Suppose $x$ can reach any $y$ in at most 2 steps. Then, either $x$ dominates $y$ (path length = 1) or $x$ dominates some $z$ that dominates $y$ (path length = 2). In either case, $y$ cannot cover $x$. Similarly, we can show the other direction. So, $x$ can reach $y$ in 2 steps $\iff$ $y$ does not cover $x$.

Containment Relations

We prove some of them:

1. UC $\subseteq$ TC: trivial.

2. CO $\subseteq$ UC: Let $x \in$ CO. Then, $x$ has the highest outdegree among all alternatives. Suppose for contradiction that $y$ covers $x$. Then, $y$ must dominate $x$ as well as everyone that $x$ dominates. Clealry, $y$ must have outdegree strictly more than $x$. Contradiction.

3. BA $\subseteq$ UC: Let $x \in$ BA. Then, there is a transitive tournament $T'$ with $x$ as the maximal element (head) that cannot be extended. Suppose for contradiction that $y$ covers $x$. Then, $y$ can extend $T'$ since it beats $x$ and beats everyone that $x$ beats. Contradiction.

Others

There are some other tournament solutoins (which goes to show that people try to come up with novel and fancy methods of solving this problem):

1. Slater set (SL): Alternatives that are maximal elements in some transitive tournament that can be obtained by inverting as few edges as possible.

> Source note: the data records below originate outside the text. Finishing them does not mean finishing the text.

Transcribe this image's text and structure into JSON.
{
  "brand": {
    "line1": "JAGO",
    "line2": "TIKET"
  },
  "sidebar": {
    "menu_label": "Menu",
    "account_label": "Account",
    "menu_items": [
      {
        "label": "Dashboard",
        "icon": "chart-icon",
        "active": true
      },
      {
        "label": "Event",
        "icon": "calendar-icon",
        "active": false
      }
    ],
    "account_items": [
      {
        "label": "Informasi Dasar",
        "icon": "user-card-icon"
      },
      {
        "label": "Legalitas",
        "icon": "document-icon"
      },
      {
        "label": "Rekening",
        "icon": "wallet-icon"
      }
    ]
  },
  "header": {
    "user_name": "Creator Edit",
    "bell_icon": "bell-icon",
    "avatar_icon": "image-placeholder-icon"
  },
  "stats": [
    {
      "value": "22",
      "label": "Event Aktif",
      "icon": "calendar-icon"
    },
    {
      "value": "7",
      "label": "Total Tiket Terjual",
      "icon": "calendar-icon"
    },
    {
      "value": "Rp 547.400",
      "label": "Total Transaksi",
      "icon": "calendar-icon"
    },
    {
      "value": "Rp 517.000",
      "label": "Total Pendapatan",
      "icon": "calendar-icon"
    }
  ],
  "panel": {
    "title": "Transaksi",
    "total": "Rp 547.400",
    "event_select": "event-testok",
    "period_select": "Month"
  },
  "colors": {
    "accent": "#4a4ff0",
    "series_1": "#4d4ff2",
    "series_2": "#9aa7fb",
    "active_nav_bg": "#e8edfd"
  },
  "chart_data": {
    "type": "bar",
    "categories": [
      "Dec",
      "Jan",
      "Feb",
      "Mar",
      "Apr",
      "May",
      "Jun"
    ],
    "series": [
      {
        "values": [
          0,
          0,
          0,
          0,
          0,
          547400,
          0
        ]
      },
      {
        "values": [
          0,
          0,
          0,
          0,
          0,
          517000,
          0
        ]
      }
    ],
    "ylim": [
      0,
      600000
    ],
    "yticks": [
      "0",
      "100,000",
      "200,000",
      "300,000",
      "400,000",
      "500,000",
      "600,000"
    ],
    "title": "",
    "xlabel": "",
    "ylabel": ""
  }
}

2. Bipartisan set (BP): Alternatives that are chosen with nonzero probability in the (unique!) Nash equilibrium of the zero-sum game formed by the tournment matrix.

3. Markov set (MC): Alternatives that stay most often in the “winner stays” competition corresponding to the tournament (i.e., the limiting distribution of the markov chain modeled by the tournament where the randomness lies in selecting the next candidate to play against the current winner, not in who beats whom.)